About Fresh Press

Fresh Press started in 2012 with funding from the Student Sustainability Committee at the University of Illinois. Professors Steve Kostell and Eric Benson wondered if paper made from agricultural residue or "waste" (corn stover, soy, eggplant or tomato vines, and prairie grasses) could help make the paper industry sustainable. By switching the supply chain from the forest to the farm, we could reduce greenhouse gas emissions, restore wildlife, and help American farmers. 
This mission at Fresh Press continues today by making handmade sheets of paper from different fibers to test their respective qualities (like tensile strength) to determine if each have commercial viability in the marketplace. In the process of this experimentation, we create many sheets of different sizes and fibers that we offer to the campus for purchase and artistic exploration.

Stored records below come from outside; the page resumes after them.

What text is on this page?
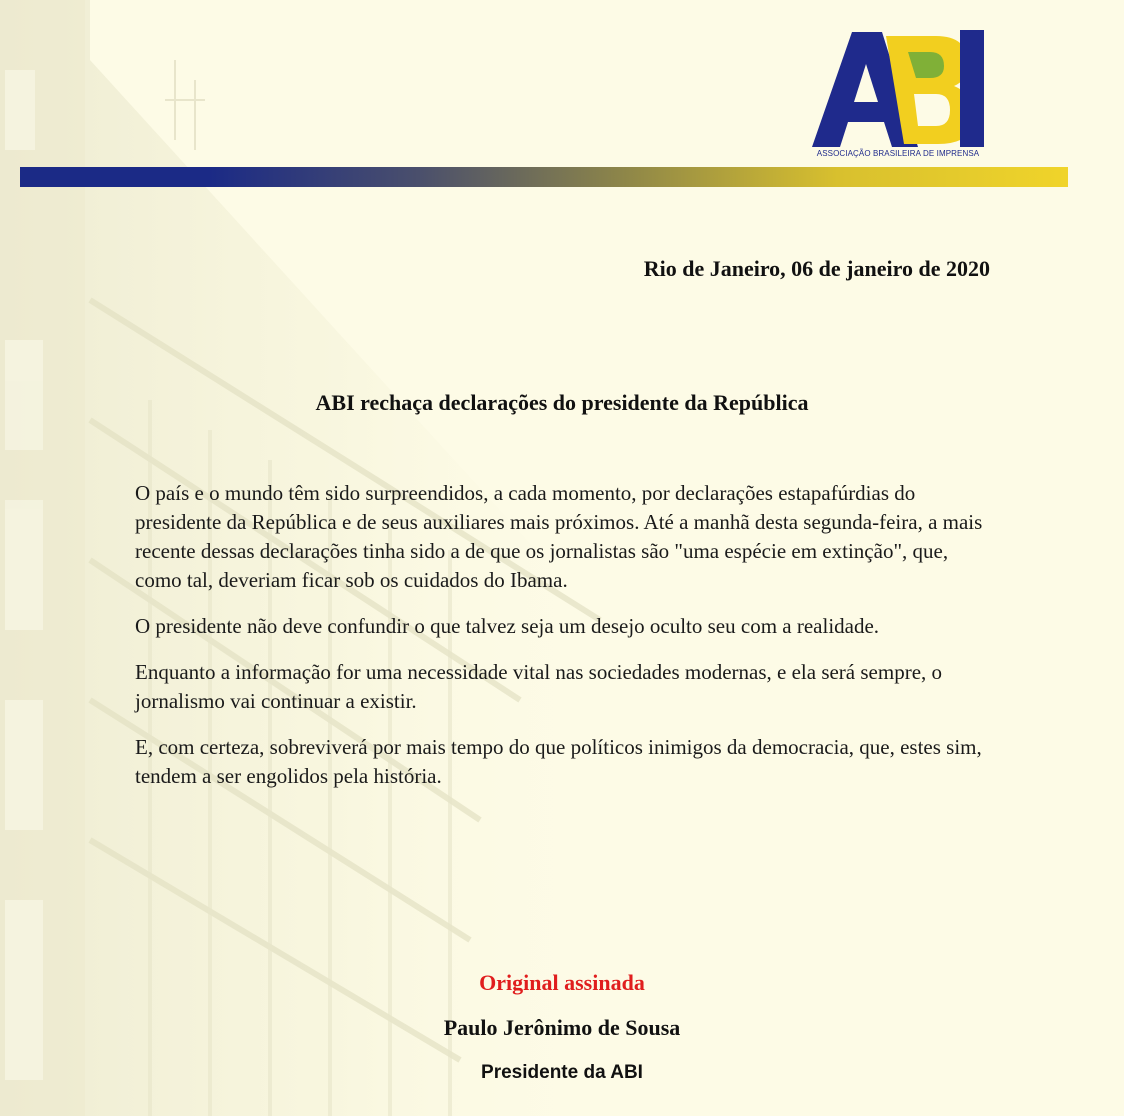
ASSOCIAÇÃO BRASILEIRA DE IMPRENSA
Rio de Janeiro, 06 de janeiro de 2020
ABI rechaça declarações do presidente da República

O país e o mundo têm sido surpreendidos, a cada momento, por declarações estapafúrdias do presidente da República e de seus auxiliares mais próximos. Até a manhã desta segunda-feira, a mais recente dessas declarações tinha sido a de que os jornalistas são "uma espécie em extinção", que, como tal, deveriam ficar sob os cuidados do Ibama.

O presidente não deve confundir o que talvez seja um desejo oculto seu com a realidade.

Enquanto a informação for uma necessidade vital nas sociedades modernas, e ela será sempre, o jornalismo vai continuar a existir.

E, com certeza, sobreviverá por mais tempo do que políticos inimigos da democracia, que, estes sim, tendem a ser engolidos pela história.

Original assinada
Paulo Jerônimo de Sousa
Presidente da ABI
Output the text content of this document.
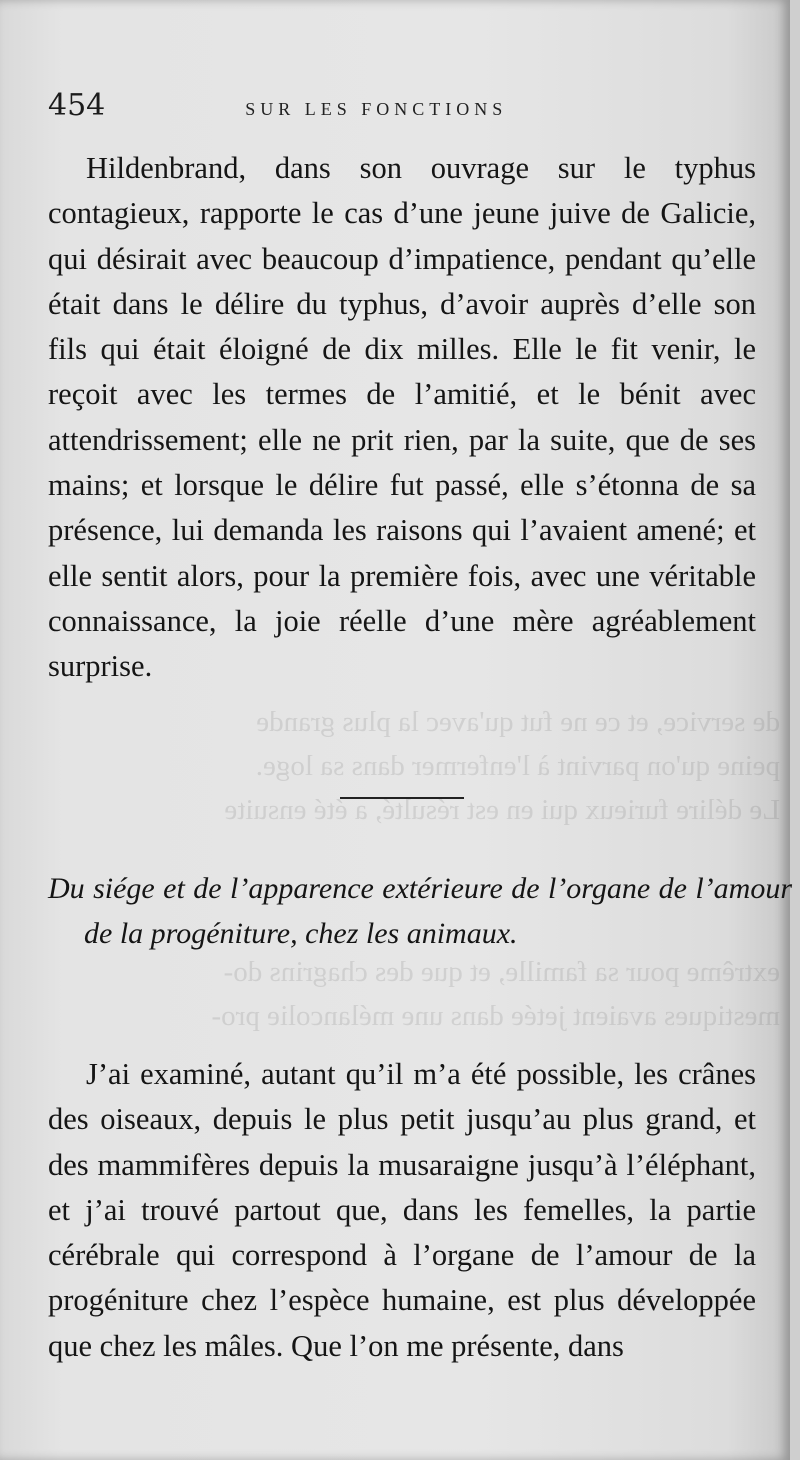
de service, et ce ne fut qu'avec la plus grande
peine qu'on parvint à l'enfermer dans sa loge.
Le délire furieux qui en est résulté, a été ensuite
extrême pour sa famille, et que des chagrins do-
mestiques avaient jetée dans une mélancolie pro-
454	SUR LES FONCTIONS

Hildenbrand, dans son ouvrage sur le typhus contagieux, rapporte le cas d’une jeune juive de Galicie, qui désirait avec beaucoup d’impatience, pendant qu’elle était dans le délire du typhus, d’avoir auprès d’elle son fils qui était éloigné de dix milles. Elle le fit venir, le reçoit avec les termes de l’amitié, et le bénit avec attendrissement; elle ne prit rien, par la suite, que de ses mains; et lorsque le délire fut passé, elle s’étonna de sa présence, lui demanda les raisons qui l’avaient amené; et elle sentit alors, pour la première fois, avec une véritable connaissance, la joie réelle d’une mère agréablement surprise.

Du siége et de l’apparence extérieure de l’organe de l’amour de la progéniture, chez les animaux.

J’ai examiné, autant qu’il m’a été possible, les crânes des oiseaux, depuis le plus petit jusqu’au plus grand, et des mammifères depuis la musaraigne jusqu’à l’éléphant, et j’ai trouvé partout que, dans les femelles, la partie cérébrale qui correspond à l’organe de l’amour de la progéniture chez l’espèce humaine, est plus développée que chez les mâles. Que l’on me présente, dans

Our paper making process starts on the farm, where it is dried, chipped, and cooked. It is then brought to our studio where it is beaten to a pulp, pulled into sheets, pressed, and dried before it's able to be used.

 

Why Use Agricultural Residue?

Agricultural residue is the unused remains of crops that are often burned in the field, creating air pollution. In North America over 200 million tons of agricultural residue goes unused (US Dept. of Energy). Selling this fiber to paper mills can reduce air pollution and save trees by replacing wood fiber for making paper or packaging. This is better for us and the environment. In a recent lifecycle study (pdf) by Step Forward Paper, wheat straw (or the remnants of the wheat harvest) paper was shown to have less than half of the negative impact on the environment in comparison to 100% virgin tree fiber paper.

Examples of agricultural residue (eggplant and green pepper vines).

Examples of agricultural residue (eggplant and green pepper vines).